Secondo l’amministrazione Trump, le navi militari statunitensi sono destinate a fronteggiare le imbarcazioni che trasportano fentanyl, uno degli oppioidi più potenti. Il Venezuela, pur essendo un importante snodo per il traffico di cocaina, non presenta evidenze di produzione di fentanyl sul suo territorio.

Trump ha ripetutamente accusato diversi paesi latinoamericani, Venezuela compreso, di non fare abbastanza per combattere il narcotraffico e di contribuire all’afflusso di droghe negli Stati Uniti. A febbraio, la sua amministrazione ha classificato come terroristiche alcune organizzazioni criminali attive nella regione, compresi i gruppi venezuelani come il Tren de Aragua e il Cártel de los Soles. Gli Stati Uniti hanno accusato Maduro e il ministro dell’Interno, Diosdado Cabello, di mantenere legami diretti con il Cártel de los Soles, aumentando recentemente le ricompense per chi fornisce informazioni utili al loro arresto: 50 milioni di dollari per Maduro e 25 per Cabello.

Oltre all’ordine di dispiegare navi da guerra, Maduro ha risposto annunciando una mobilitazione generale di “quattro milioni e mezzo di miliziani”. Queste milizie popolari, composte da civili volontari e riservisti sotto il comando dell’esercito, furono create sotto il suo predecessore, Hugo Chávez, e sono considerate poco addestrate. Il numero di miliziani dichiarato da Maduro appare dubbio, data la significativa emigrazione che ha colpito il paese, riducendo la popolazione venezuelana a circa 28 milioni di persone.

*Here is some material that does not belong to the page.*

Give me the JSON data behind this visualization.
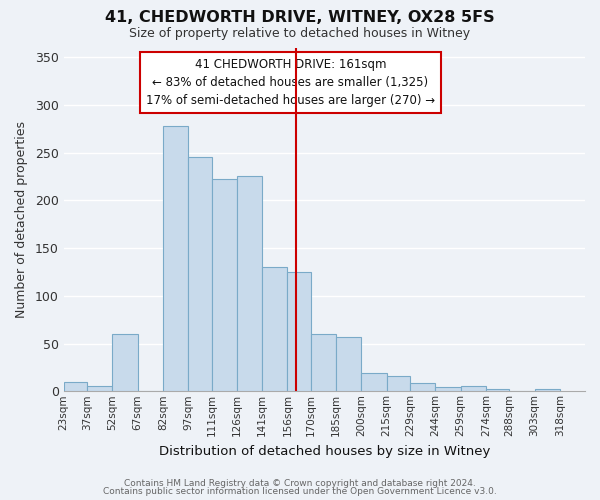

Le reali finalità dell’operazione militare statunitense rimangono poco chiare; l’uso di navi per fermare il narcotraffico è un approccio inusuale e l’amministrazione non ha specificato come si realizzeranno i controlli. L’invio di queste forze navali potrebbe rappresentare anche una manovra dimostrativa e intimidatoria nei confronti del regime di Maduro. Analogamente, le misure adottate da Caracas sembrano orientate più alla propaganda interna che a una risposta militare concreta.

Durante la sua prima amministrazione, Trump ha cercato di sostenere l’opposizione a Maduro senza ottenere risultati significativi. A luglio 2024, Maduro ha annunciato la sua vittoria alle elezioni presidenziali, nonostante i documentati brogli, avviando un terzo mandato come presidente.